Hanging over every minute of Classic Objects is the reminder that art and self-expression in its most potent form — vulnerable and politically unsparing — is precious, always threatened by the prospect of commercial ruin. Hval's work isn't easily codified, messily pushing and prodding against preconceived ideas about gender, sex, labor and desire, and so it constantly runs the risk of being flattened. And when she excavates her discomfort here with institutions like marriage and easily marketable strains of art, she shines a spotlight on the ways in which capitalist forces reorganize both art and love, threatening to mute their possibilities. Even the last few minutes of "Cemetery of Splendour," in which the trampling steps and trash of humans have invaded a natural terrain, traffic sounds dueling with the buzzing of insects, hold so much tension in such a small invasion.
Classic Objects also meets a particularly fraught moment for musicians like Hval on the fringes of the industry, navigating art as a passion and as a profession. Artists have never been faced with more options for distributing their music, each of which comes with its own complicated set of parameters and unintended implications upon participation. The industry's reliance on the streaming service Spotify, which was criticized recently for failing to moderate COVID-19 misinformation and racial slurs in podcaster Joe Rogan's show, has led some users and artists to pull their accounts and music from the site in protest.
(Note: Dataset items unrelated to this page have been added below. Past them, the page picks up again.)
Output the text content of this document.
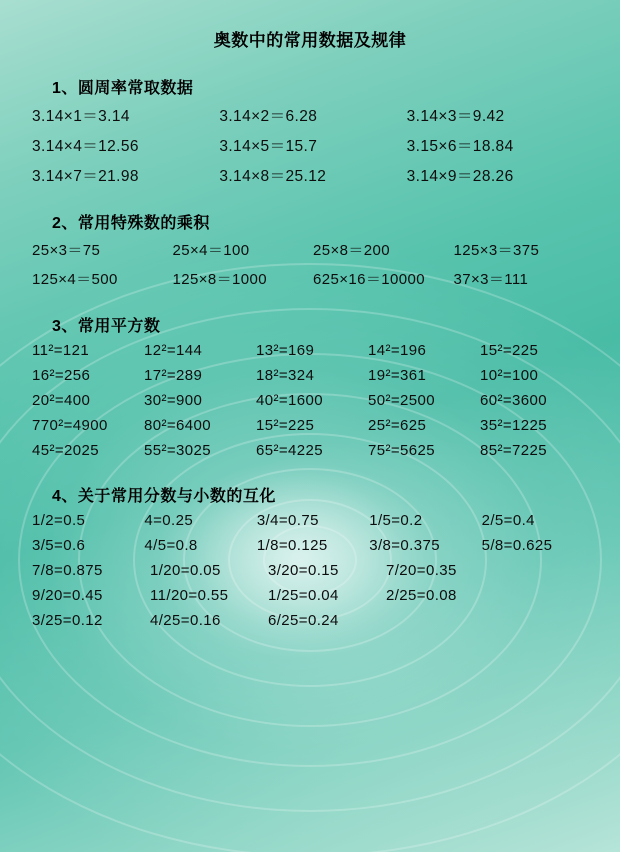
奥数中的常用数据及规律
1、圆周率常取数据
3.14×1＝3.14	3.14×2＝6.28	3.14×3＝9.42
3.14×4＝12.56	3.14×5＝15.7	3.15×6＝18.84
3.14×7＝21.98	3.14×8＝25.12	3.14×9＝28.26
2、常用特殊数的乘积
25×3＝75	25×4＝100	25×8＝200	125×3＝375
125×4＝500	125×8＝1000	625×16＝10000	37×3＝111
3、常用平方数
11²=121	12²=144	13²=169	14²=196	15²=225
16²=256	17²=289	18²=324	19²=361	10²=100
20²=400	30²=900	40²=1600	50²=2500	60²=3600
770²=4900	80²=6400	15²=225	25²=625	35²=1225
45²=2025	55²=3025	65²=4225	75²=5625	85²=7225
4、关于常用分数与小数的互化
1/2=0.5	4=0.25	3/4=0.75	1/5=0.2	2/5=0.4
3/5=0.6	4/5=0.8	1/8=0.125	3/8=0.375	5/8=0.625
7/8=0.875	1/20=0.05	3/20=0.15	7/20=0.35
9/20=0.45	11/20=0.55	1/25=0.04	2/25=0.08
3/25=0.12	4/25=0.16	6/25=0.24
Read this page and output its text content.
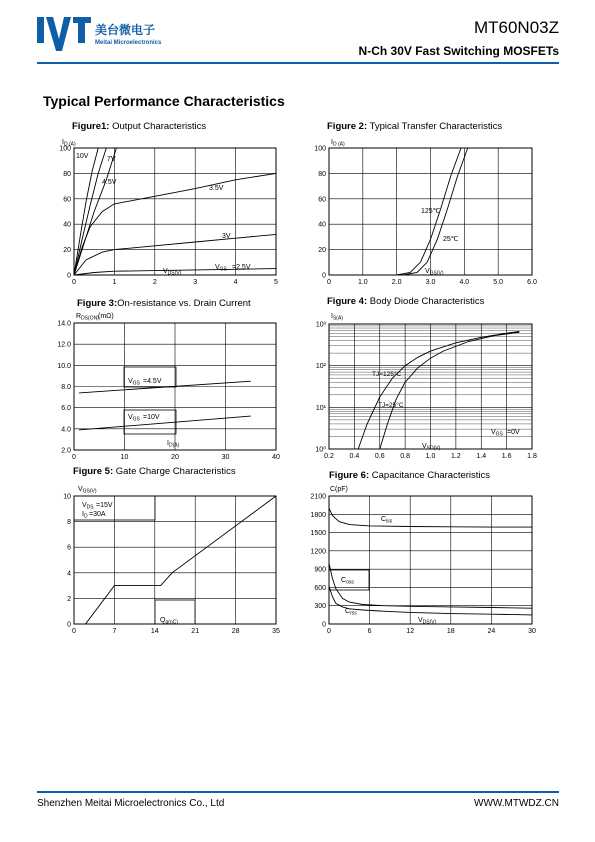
美台微电子
Meitai Microelectronics
MT60N03Z
N-Ch 30V Fast Switching MOSFETs
Typical Performance Characteristics
Figure1: Output Characteristics	Figure 2: Typical Transfer Characteristics
Figure 3:On-resistance vs. Drain Current	Figure 4: Body Diode Characteristics
Figure 5: Gate Charge Characteristics	Figure 6: Capacitance Characteristics
0	1	2	3	4	5
0
20
40
60
80
100
0	1.0	2.0	3.0	4.0	5.0	6.0
0
20
40
60
80
100
0	10	20	30	40
2.0
4.0
6.0
8.0
10.0
12.0
14.0
0.2 0.4 0.6 0.8 1.0 1.2 1.4 1.6 1.8
10⁰
10¹
10²
10³
0	7	14	21	28	35
0
2
4
6
8
10
0	6	12	18	24	30
0
300
600
900
1200
1500
1800
2100
$I_{D (A)}$
$V_{DS(V)}$
10V	7V
4.5V
3.5V
3V
$V_{GS} =2.5V$
$I_{D (A)}$
$V_{GS(V)}$
125℃
25℃
$R_{DS(ON)}$ (mΩ)
$I_{D(A)}$
$V_{GS} =4.5V$
$V_{GS} =10V$
$I_{S(A)}$
$V_{SD(V)}$
$V_{GS} =0V$
TJ=125°C
TJ=25°C
$V_{GS(V)}$
$Q_{g(nC)}$
$V_{DS} =15V$
$I_D =30A$
C(pF)
$V_{DS(V)}$
$C_{iss}$
$C_{oss}$
$C_{rss}$
Shenzhen Meitai Microelectronics Co., Ltd	WWW.MTWDZ.CN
Recently the scrappy website Bandcamp, a popular digital music store known for paying indie artists and labels fairly, was acquired by the company Epic Games, raising questions about the website's future commitment to independent artists. Never has it seemed so exhausting for artists to figure out how to maintain listening relationships with their audience without compromising its power or their politics.
What makes Classic Objects so poignant is how Hval avoids a clean, neutered sloganizing of thought, wading deep into more complicated waters. There's no defeat or triumph on Classic Objects, so much as a rolling conversation with the self about the space art should occupy in her life, and how it should reflect her worldview. Winding down the hallways of her past, to the moments and voices that have shaped her artistic identity, she emphasizes that every day, every moment, presents a choice: to give up the hard work of art, an integral part of Hval's identity, or settle for an easier existence where it's defanged. Hval begins her album with a song that notes the contractual regulations of her marriage, and ends with a song that references the contractual regulations of her music, as if to remind listeners that, still, nothing is free from commercialist forces: art, love — or are they the same? How you fight it, and whether you do, remains the eternal question.